Part 1

57.6K 1.5K 82
                                    

Entah bagaimana caranya, ayahku bertemu dengan ibu tiriku yang super kaya. Aku dan ayah yang hanya hidup sederhana selama ini, tiba-tiba diboyong masuk ke dalam rumah mewah milik ibu tiriku.

Namanya Maria Arabel. Nama yang sangat cocok disandingkan dengan sosok cantik yang kini tersenyum padaku.

"Jadi ini Rangga. Kenapa kamu baru bawa dia ke sini, mas?" ibu tiriku itu menoleh menatap ayahku, memperlihatkan tatapan memuja pada ayahku yang bertampang biasa-biasa saja, bahkan terkesan kontras dengan tampangnya yang sangat ayu.

"Yah, Rangga tinggal di rumah lama kami di desa. Karena dia sudah lulus SMA dan aku berniat menyekolahkannya di perguruan tinggi, makannya dia baru kuajak ke sini." Ayahku menjawab, sikapnya sama seperti Ayah yang biasa kukenal, tidak dibuat-buat saat berbicara dengan istri cantik dan super kayanya.

Ini yang membuatku bertambah heran, kenapa Maria Arabel mau menikahi ayahku yang tampngnya sangat biasa-biasa saja ini?

Tiba-tiba, Ibu tiriku menepuk tangannya sekali, matanya berbinar saat berbalik menatapku.

"Tante punya anak, ah tidak. Maksudnya mamah punya anak satu, sepantaran denganmu tapi mungkin kamu lebih tua darinya setahun atau dua tahun. Namanya Anin, dia pasti senang kenalan sama kamu, Rangga." Ia berbicara dengan semangat, aku hanya memperhatikannya tanpa menginterupsi.

"Apakah biasanya kamu memang sediam ini? Padahal Anin itu anaknya cerewet abiss.. Mamah gak sabar buat ngenalin kalian. Kalian akan jadi sibling goals!" matanya tambah berbinar saat menceritakan tentang anak perempuannya.

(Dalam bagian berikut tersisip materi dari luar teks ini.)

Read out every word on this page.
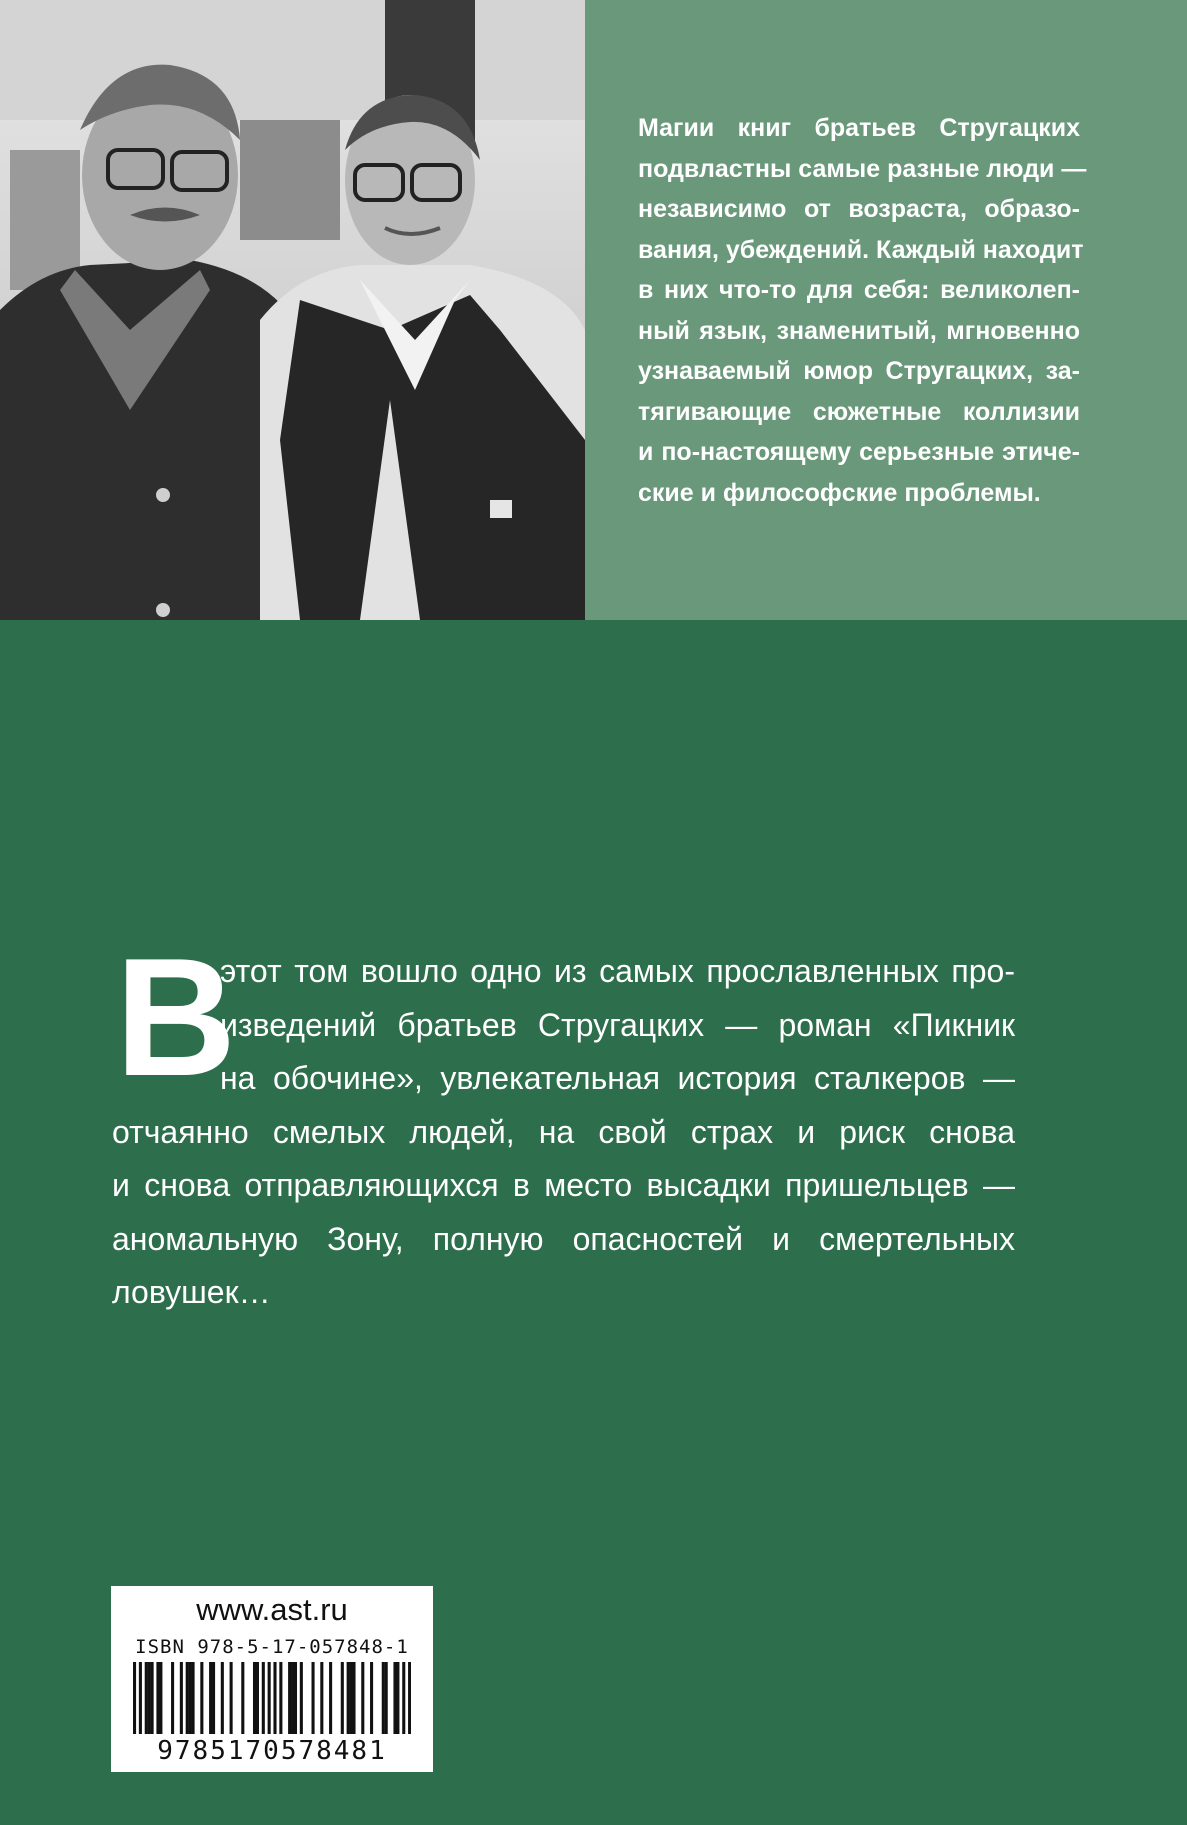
Магии книг братьев Стругацких
подвластны самые разные люди —
независимо от возраста, образо-
вания, убеждений. Каждый находит
в них что-то для себя: великолеп-
ный язык, знаменитый, мгновенно
узнаваемый юмор Стругацких, за-
тягивающие сюжетные коллизии
и по-настоящему серьезные этиче-
ские и философские проблемы.
В
этот том вошло одно из самых прославленных про-
изведений братьев Стругацких — роман «Пикник
на обочине», увлекательная история сталкеров —
отчаянно смелых людей, на свой страх и риск снова
и снова отправляющихся в место высадки пришельцев —
аномальную Зону, полную опасностей и смертельных
ловушек…
www.ast.ru
ISBN 978-5-17-057848-1
9785170578481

Tiba-tiba ayahku nyeletuk menginterupsi,
"Halah, wong bocah kaya kiye dipadakna karo Anin sing ayu." ia berkata acuh tak acuh menggunakan bahasa jawa medok, aku tahu artinya, kukira ibu tiriku tak akan tahu dengan apa yang dikatakan ayahku, namun ia menepuk main-main lengan ayah dan protes bahwa aku terlihat ganteng, sangat ganteng malah, jauh lebih ganteng dari ayahku yang kini sedang memasang ekspresi cemberut di wajahnya yang brewokan.

(Halah, anak kaya gini disamakan dengan Anin yang cantik)

Aku tersenyum melihat interaksi mereka, sebenarnya aku khawatir bahwa ayahku akan melakukan sesuatu, semacam santet pada wanita cantik di depanku ini. Mengingat aku yang sangat amat tidak percaya bahwa seorang Maria Arabel - Senior Executive Director Salary di sebuah perusahaan terbesar yang ada di Jakarta akan menikahi ayahku yang hanya bekerja serabutan di bengkel mobil.

Namun interaksi antara keduanya terlihat normal, bahkan mereka berdua terlihat sangat bahagia. Mereka begitu akrab bak teman lama yang kembali bertemu.

"Jadi kamu akan tinggal bersama Anin, mamah sebenarnya bisa membelikanmu Apartemen sendiri, tapi Ayahmu bilang tidak perlu boros untuk urusan tempat tinggal." ia berkata, aku langsung menggeleng padanya.

"Tidak perlu bu, sebenarnya saya bisa ngekos atau ngontrak di lingkungan sekitaran kampus."

"Aduh, sopan sekali anak mamah. Belum bisa panggil saya mamah ya?" ia bertanya, sontak membuatku memerah karena malu.

Aku tidak pernah memiliki kesempatan untuk memanggil seseorang dengan sebutan mamah karena ibuku sudah meninggal jauh sebelum aku bisa mengenali wajahnya.

Melihatku yang hanya diam dan bersikap canggung, wanita ayu ini mendekat. Duduk di sampingku dan menepuk bahuku ringan.

"Gak papa, panggil ibu juga gak papa. Tapi, daripada kamu ngekos, mamah lebih suka kamu tinggal bareng Anin. Sekalian buat jagain adikmu. Sebelumnya ia tinggal bersama kita berdua, namun tiba-tiba ia ingin pindah. Alasannya agar lebih dekat dengan kampus, tapi mamah tahu, sebenarnya ia merasa gak nyaman." ada nada sedih dalam suaranya.